CFD Modelling of Friction Stir Welding of Aluminum to Steel butt joint

Abstract

In this article effects of friction stir welding (FSW) tool rotational and traverse speeds were studied on heat generation and temperature distribution in welding zone of AA1100 aluminum alloy and A441 AISI joint. Computational fluid dynamics method was used to simulate the process with commercial CFD Fluent 6.4 package. To enhance the accuracy of simulation in this Study, the welding line that is located work-pieces interface, defined with pseudo melt behavior around the FSW pin tool.

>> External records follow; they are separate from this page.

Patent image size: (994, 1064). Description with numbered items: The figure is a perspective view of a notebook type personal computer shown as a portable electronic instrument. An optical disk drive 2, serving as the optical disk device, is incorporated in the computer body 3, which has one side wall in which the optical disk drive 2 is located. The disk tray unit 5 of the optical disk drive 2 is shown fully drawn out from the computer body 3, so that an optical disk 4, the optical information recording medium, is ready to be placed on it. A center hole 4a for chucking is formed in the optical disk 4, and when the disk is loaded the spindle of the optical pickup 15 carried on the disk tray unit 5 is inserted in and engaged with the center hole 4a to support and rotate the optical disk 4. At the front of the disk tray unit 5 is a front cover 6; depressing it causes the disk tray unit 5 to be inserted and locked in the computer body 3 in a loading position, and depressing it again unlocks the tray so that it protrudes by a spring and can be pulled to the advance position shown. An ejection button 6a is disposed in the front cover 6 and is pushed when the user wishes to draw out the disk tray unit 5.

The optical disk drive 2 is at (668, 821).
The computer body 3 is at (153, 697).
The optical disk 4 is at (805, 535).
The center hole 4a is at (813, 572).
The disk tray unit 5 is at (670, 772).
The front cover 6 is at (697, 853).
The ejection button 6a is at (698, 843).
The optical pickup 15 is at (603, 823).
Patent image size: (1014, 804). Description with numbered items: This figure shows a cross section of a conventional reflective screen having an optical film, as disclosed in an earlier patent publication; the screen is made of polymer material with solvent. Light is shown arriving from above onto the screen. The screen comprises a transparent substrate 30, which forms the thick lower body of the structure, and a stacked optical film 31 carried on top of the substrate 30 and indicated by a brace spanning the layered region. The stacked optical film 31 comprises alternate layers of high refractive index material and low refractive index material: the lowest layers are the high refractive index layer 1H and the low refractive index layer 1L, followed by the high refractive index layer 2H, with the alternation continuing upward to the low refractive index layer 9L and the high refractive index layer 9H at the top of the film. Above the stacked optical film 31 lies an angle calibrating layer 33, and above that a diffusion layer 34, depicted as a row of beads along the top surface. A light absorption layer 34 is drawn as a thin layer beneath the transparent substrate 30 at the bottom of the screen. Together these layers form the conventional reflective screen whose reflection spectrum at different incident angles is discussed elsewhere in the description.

Simulation results showed that with increase of FSW tool rotational speed, the generated heat became more and dimensions of the stir zone will be bigger. The calculation result also shows that the maximum temperature was occurred on the advancing side. The computed results demonstrated that with increasing tool linear speeds the heat generation experienced growth down trend. With increasing traveling speeds the time to reach maximum temperature in stir zone growth but the tool rotational speed dose not effect on time to reach maximum temperature. The model outcomes show that more than 85% total heat was produced by tool shoulder and the maximum heat with selected parameters in this study was 935 kelvin degrees. The computed results shows that the maximum value of strain rate achieved was 29 S-1 for A441 AISI side and 42 S-1 at AA1100 side.